LA MANIÈRE DE SE PRÉPARER À LA MORT

« Souviens-toi de tes fins dernières et jamais tu ne pécheras » (Ecclésiastique 7, 40)

PREMIER POINT

Il faut mourir; on ne meurt qu'une seule fois; rien n'est important comme la mort, parce que du moment de la mort dépend notre bonheur ou notre malheur éternel: autant de vérités dont tout le monde convient. Tout le monde sait également que la mort sera bonne ou mauvaise, suivant qu'on mène une bonne ou une mauvaise vie. Comment se fait-il néanmoins que les chrétiens vivent pour la plupart comme si on ne devait jamais mourir ou que ce fût indiffèrent de bien ou de mal mourir? On vit mal, parce qu'on ne pense pas à la mort. « Souviens-toi de tes fins dernières et jamais tu ne pécheras » (Ecclésiastique 7, 40). Il faut bien se persuader que le temps de la mort n'est pas le temps favorable pour se mettre en mesure d'assurer la grande affaire du salut éternel. C'est par avance que les personnes prudentes prennent, dans les affaires de ce monde, toutes les dispositions nécessaires pour s'assurer tel avantage, tel poste, tel alliance; et s'il s'agit de la santé du corps, elles recourent aussitôt aux remèdes prescrits. Que diriez-vous de celui qui, devant concourir pour une chaire de professeur, ne voudrait s'appliquer à l'étude avant l'ouverture du concours? Ne serait-ce pas une folie à un général d'attendre, pour se pourvoir de vivres et d'armes, qu'on vint l'assiéger? Ne serait-ce pas une folie à un pilote de ne vouloir se procurer des ancres et des câbles qu'au moment de la tempête? Voilà de point en point ce que fait ce chrétien qui attend, pour régler les affaires de sa conscience, que la mort frappe à sa porte. « Quand tout à coup arrivera la mort comme une tempête, alors ils m'invoqueront et alors je ne les exaucerai pas et alors ils mangeront les fruits de leurs errements » (Proverbes 1, 27). Le temps de la mort est un temps de trouble et de confusion. Les pécheurs implorent alors le secours de Dieu; mais c'est uniquement par la crainte de l'enfer, dont ils se voient si proches, et sans songer vraiment à se convertir; aussi Dieu refuse-t-il de les exaucer. Au surplus, c'est justice qu'alors ils recueillent les résultats de leur mauvaise vie. « Ce que l'homme aura semé, il le recueillera » (Galates 6, 8). Hélas! Il ne suffit pas alors de recevoir les sacrements; il faut, en mourant, haïr le péché et aimer Dieu par-dessus toutes choses. Mais comment haïr ces plaisirs défendus qu'on a jusqu'alors tant aimés? Et comment aimer par-dessus toutes choses ce même Dieu, auquel on n'a pas cessé de préférer les créatures?

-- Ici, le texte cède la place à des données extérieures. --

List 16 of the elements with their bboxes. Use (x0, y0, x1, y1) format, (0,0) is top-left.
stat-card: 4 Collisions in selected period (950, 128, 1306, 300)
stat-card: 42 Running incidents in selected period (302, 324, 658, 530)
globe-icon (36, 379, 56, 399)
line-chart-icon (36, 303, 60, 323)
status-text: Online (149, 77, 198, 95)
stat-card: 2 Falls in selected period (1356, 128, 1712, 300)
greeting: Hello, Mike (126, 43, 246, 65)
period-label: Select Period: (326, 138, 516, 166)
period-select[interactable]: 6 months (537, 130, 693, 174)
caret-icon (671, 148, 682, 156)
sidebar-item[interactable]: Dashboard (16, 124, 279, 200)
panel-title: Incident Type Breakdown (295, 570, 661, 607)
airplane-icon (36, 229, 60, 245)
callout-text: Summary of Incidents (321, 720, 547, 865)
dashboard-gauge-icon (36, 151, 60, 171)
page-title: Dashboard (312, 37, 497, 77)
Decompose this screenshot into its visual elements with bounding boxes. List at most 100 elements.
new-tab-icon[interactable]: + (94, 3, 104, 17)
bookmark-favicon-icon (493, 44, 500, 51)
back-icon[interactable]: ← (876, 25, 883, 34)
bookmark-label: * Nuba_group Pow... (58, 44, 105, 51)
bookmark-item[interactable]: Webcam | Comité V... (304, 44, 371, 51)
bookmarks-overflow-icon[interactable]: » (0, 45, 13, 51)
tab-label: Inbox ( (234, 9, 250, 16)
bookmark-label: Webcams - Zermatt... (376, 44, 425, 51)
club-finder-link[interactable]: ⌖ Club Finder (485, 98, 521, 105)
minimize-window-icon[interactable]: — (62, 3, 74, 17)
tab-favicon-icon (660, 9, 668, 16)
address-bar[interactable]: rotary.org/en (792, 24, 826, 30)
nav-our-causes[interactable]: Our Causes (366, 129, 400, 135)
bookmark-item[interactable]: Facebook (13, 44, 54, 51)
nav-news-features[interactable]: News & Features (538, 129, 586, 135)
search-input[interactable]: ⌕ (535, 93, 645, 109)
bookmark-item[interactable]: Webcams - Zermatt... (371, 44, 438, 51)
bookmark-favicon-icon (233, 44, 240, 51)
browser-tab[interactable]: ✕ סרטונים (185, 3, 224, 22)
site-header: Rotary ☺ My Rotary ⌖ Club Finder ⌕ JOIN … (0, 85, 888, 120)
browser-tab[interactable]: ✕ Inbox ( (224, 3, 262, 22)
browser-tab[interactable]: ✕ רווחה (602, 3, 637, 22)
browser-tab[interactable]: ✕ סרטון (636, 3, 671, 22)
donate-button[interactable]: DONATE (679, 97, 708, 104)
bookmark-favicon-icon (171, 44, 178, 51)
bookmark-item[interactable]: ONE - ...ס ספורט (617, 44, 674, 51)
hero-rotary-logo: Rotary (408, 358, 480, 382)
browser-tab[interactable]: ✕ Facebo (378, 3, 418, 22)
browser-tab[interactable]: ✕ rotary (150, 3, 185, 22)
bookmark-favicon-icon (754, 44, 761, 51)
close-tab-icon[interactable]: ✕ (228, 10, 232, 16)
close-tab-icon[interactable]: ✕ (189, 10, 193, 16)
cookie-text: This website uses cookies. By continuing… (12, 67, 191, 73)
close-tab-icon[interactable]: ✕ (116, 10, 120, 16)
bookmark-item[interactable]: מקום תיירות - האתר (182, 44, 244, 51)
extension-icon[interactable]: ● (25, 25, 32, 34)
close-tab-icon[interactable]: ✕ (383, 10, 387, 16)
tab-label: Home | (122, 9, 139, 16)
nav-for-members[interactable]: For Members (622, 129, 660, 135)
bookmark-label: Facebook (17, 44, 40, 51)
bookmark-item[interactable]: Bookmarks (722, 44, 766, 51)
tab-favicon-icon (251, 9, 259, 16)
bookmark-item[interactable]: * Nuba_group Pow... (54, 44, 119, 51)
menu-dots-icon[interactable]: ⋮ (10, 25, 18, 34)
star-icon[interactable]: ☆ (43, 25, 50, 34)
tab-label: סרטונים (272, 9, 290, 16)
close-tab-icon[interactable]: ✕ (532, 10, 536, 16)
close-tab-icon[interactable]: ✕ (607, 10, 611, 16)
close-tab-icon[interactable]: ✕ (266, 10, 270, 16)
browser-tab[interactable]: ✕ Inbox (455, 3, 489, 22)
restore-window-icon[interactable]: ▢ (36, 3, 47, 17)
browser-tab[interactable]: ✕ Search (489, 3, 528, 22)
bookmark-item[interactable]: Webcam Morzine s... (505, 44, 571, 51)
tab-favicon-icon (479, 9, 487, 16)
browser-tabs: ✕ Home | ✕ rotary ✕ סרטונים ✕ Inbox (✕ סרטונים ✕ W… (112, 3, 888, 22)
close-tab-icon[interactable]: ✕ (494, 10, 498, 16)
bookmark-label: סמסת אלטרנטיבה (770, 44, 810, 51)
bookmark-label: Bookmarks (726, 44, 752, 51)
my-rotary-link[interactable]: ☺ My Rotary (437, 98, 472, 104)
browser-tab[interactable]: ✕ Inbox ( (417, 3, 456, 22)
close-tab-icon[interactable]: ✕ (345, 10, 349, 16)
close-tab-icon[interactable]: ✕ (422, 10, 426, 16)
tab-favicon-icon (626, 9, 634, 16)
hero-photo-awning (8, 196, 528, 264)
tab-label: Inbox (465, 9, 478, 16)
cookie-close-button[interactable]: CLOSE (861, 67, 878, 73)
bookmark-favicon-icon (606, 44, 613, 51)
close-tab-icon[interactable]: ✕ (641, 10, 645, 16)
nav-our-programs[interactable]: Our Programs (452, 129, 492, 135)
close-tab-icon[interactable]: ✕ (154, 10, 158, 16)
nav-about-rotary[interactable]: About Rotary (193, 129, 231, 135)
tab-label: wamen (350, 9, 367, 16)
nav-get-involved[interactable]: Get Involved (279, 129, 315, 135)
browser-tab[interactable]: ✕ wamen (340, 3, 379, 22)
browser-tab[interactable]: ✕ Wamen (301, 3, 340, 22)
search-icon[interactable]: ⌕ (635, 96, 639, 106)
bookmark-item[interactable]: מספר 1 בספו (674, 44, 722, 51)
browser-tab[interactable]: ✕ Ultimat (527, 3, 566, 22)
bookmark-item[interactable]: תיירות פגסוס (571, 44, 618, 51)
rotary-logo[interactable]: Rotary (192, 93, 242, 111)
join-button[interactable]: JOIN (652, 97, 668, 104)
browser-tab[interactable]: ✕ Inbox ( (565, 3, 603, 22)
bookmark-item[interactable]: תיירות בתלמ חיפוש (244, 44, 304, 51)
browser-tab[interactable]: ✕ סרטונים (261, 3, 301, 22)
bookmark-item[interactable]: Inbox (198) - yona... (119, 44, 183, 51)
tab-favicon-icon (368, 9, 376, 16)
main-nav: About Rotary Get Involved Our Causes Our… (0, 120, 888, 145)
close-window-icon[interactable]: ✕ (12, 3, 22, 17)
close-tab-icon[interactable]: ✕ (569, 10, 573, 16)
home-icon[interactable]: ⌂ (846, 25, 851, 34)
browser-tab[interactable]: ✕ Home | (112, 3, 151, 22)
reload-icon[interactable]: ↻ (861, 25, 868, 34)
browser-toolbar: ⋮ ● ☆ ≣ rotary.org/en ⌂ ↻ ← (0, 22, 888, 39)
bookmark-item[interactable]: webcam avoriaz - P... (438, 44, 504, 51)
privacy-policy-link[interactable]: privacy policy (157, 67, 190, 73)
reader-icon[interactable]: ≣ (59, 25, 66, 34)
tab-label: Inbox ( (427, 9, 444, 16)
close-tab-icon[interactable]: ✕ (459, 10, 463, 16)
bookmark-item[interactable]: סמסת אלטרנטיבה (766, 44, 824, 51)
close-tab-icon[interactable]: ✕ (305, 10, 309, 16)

Le Seigneur traita de vierges folles, celles qui voulaient préparer leurs lampes à l'approche de l'Époux (cf. Matthieu 25, 1-2). Et de ce fait, tout le monde craint la mort subite, précisément parce qu'elle ne laisse pas à l'âme le temps de régler ses comptes. Tout le monde reconnaît que les saints furent de vrais sages, parce que, à l'arrivée de la mort, ils se trouvèrent tout prêts pour l'accueillir. Et nous, que faisons-nous? Voulons-nous courir le risque de ne nous préparer à bien mourir qu'au moment où la mort sera déjà là? Il faut faire maintenant ce qu'à la mort nous serons bien aise d'avoir fait. Oh! Quelle peine cause alors le souvenir du temps perdu et surtout du temps mal employé! Le temps, Dieu nous l'avait donné comme un moyen de salut; mais c'est fini et il n'y en a plus de temps. Avec quelle épouvante on s'entendra dire: « Désormais vous ne pourrez plus administrer mon bien » (Luc 16, 2). Non, il n'est plus temps de faire pénitence, de fréquenter les sacrements, d'assister aux sermons, de visiter Jésus Christ au Tabernacle, de méditer et de prier. Ce qui est fait est fait. Il vous faudrait alors plus de présence d'esprit, et plus de tranquillité, pour faire une confession convenable, pour résoudre certaines difficultés fort importantes et mettre ainsi votre conscience au repos. « Mais il n'y aura plus de temps » (Apocalypse 10, 6).

DEUXIÈME POINT

A l'oeuvre donc, mon cher frère! Puisqu'il est certain que vous devez mourir, jetez-vous aux pieds de Jésus crucifié, remerciez-le du temps que, dans sa bonté, il vous donne pour mettre ordre aux affaires de votre conscience et occupez-vous ensuite de voir quelles fautes vous avez commises par le passé, surtout dans votre jeunesse. Repassez dans votre esprit les commandements de Dieu; examinez comment vous avez rempli vos devoirs; rappelez-vous les principales circonstances de votre vie; dressez la liste de vos péchés et faites ainsi une confession générale de toute votre vie, si vous ne l'avez pas encore faite. Oh! Combien est utile une confession générale pour remettre un chrétien sur la route du salut! Songez que vous faites vos comptes pour l'éternité, préparez-les donc avec autant de soin que si vous étiez au moment de les rendre à Jésus Christ lui-même. Arrachez de votre coeur toute affection déréglée, tout ressentiment, réparez tous les torts que vous avez faits au prochain dans sa fortune, sa réputation, et à son âme par vos mauvais exemples; enfin, prenez la résolution de fuir tout ce qui peut faire perdre encore la grâce de Dieu. Tout cela vous semble bien difficile maintenant; mais pensez qu'au moment de la mort tout cela vous semblera impossible.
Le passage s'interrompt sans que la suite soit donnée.